Abstract. The functions $f_{1},\ldots,f_{n}$ satisfy a $k$th-order explicit homogeneous linear differential equation with continuous coefficients on a nondegenerate interval $I$ if and only if they are $k$ times continuously differentiable and $$\mathop{\rm rank}{\bf M}_{k-1}( f_{1},\ldots,f_{n};x) =\mathop{\rm rank}{\bf M}_{k}( f_{1},\ldots,f_{n};x) =\mathop{\rm const}, x\in I,$$ where ${\bf M}_{m}( f_{1},\ldots,f_{n};x)$ is the $m$th-order Wronskian matrix of $f_{1},\ldots,f_{n}$, whose rows are the successive derivatives of $f_{1},\ldots,f_{n}$. The equation is unique if its vector of coefficients is a linear combination of the $(k-1) $-jets $\langle f_{i}(x),\ldots,f_{i}^{(k-1)}(x)\rangle $ of the $f_{i}$ for every $x\in I$. The coefficients of this unique equation are infinitely differentiable or analytic if $f_{1},\ldots,f_{n}$ are such.
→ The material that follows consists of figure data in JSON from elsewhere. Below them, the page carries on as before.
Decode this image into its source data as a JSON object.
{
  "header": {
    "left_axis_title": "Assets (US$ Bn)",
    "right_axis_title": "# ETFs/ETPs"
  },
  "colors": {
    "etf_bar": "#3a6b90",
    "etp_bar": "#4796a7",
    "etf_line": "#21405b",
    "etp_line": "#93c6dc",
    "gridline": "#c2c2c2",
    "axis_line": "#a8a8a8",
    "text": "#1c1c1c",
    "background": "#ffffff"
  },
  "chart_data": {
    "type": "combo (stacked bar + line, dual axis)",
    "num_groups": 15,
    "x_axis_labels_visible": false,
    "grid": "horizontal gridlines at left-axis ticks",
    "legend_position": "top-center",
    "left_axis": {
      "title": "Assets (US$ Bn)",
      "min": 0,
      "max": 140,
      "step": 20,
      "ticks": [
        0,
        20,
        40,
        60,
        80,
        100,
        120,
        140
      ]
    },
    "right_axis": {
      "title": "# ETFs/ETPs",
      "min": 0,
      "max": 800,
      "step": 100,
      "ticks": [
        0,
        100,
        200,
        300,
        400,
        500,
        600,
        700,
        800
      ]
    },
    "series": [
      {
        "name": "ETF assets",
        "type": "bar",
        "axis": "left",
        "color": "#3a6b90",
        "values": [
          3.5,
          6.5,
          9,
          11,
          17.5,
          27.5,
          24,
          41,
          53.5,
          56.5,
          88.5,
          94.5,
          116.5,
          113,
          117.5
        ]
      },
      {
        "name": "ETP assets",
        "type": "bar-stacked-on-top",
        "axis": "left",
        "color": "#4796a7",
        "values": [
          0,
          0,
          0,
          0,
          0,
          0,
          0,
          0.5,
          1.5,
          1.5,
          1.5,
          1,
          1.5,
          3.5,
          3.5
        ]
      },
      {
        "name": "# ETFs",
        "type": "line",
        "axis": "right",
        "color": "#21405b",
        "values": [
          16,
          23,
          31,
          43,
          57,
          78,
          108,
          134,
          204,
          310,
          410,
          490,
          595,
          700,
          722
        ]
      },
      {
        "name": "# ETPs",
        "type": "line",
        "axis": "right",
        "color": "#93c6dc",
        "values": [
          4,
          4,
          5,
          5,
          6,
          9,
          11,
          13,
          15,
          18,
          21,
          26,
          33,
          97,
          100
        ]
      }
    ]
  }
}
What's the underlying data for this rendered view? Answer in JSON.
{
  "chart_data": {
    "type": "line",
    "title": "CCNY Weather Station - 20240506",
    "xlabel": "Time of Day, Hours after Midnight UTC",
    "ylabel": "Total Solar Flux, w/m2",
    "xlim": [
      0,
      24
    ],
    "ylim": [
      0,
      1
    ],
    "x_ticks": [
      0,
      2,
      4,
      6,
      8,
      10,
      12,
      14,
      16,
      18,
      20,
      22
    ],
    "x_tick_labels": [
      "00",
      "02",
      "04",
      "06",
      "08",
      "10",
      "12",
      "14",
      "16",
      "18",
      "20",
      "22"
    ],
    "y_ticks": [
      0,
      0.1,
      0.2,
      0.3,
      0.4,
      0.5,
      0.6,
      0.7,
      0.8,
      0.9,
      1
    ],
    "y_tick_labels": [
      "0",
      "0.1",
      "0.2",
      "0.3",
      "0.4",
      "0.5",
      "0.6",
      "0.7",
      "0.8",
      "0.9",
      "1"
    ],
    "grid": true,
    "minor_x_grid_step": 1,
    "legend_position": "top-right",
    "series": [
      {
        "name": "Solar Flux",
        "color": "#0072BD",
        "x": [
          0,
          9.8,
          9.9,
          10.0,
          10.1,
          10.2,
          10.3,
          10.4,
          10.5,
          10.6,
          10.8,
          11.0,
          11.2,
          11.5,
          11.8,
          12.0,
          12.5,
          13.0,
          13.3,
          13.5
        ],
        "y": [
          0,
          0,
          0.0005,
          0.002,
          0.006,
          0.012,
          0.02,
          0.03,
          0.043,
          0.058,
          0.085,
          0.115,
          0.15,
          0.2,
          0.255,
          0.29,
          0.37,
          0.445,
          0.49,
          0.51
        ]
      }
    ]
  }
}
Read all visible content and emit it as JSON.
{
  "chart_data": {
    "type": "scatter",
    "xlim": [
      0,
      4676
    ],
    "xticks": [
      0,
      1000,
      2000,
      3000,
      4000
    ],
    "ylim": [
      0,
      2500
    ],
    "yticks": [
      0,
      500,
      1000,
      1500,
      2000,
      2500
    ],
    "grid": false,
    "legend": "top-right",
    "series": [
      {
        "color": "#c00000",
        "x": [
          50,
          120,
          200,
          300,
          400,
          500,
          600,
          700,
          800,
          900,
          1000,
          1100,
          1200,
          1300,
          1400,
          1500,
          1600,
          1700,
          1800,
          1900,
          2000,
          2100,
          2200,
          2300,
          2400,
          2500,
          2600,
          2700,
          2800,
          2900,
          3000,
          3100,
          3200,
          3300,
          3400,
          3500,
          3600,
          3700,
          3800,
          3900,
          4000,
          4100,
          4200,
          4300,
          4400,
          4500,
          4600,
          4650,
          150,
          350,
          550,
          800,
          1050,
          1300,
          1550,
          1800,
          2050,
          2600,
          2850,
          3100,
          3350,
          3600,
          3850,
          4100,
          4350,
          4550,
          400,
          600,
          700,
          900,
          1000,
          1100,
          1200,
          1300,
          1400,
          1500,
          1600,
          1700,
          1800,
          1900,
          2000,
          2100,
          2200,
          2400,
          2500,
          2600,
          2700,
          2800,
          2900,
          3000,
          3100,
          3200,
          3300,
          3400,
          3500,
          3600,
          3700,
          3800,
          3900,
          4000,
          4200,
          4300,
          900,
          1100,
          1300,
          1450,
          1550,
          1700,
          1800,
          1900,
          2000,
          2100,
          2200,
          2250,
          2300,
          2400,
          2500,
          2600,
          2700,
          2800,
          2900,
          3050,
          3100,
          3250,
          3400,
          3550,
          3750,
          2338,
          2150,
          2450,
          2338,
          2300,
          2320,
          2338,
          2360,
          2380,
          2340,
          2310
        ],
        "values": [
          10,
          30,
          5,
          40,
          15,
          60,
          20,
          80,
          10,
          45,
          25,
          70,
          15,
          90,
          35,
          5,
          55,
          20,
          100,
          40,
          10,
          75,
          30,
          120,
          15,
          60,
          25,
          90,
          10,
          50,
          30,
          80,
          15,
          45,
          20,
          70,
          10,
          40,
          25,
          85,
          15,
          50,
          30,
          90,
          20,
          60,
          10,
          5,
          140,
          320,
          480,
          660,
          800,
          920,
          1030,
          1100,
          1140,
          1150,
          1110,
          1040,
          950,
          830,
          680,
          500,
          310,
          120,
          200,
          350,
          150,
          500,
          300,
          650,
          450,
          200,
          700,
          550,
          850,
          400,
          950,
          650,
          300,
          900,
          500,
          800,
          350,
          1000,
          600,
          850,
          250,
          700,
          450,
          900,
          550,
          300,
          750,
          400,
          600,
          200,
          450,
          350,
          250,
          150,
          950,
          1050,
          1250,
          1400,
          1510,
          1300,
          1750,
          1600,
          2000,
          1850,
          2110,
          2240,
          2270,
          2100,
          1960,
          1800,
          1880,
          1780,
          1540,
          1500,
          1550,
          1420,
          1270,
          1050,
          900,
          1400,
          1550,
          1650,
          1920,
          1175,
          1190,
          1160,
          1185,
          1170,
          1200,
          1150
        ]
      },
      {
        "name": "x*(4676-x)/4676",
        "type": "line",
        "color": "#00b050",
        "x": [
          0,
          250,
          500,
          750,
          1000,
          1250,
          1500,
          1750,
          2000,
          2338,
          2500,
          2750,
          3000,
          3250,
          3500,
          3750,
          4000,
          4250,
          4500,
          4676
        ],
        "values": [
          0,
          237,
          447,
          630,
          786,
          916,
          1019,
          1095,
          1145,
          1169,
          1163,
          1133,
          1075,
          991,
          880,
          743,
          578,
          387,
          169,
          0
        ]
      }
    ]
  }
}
If $f_{1},\ldots,f_{n}$ are linearly independent, then the equation is written explicitly. The results are extended to first-order systems.

AMS Subject Classification (1991): 34A30, 15A15

Keyword(s): explicit homogeneous linear differential equations with continuous coefficients, Wronskian matrices

Received December 30, 2002, and in revised form June 25, 2003. (Registered under 5798/2009.)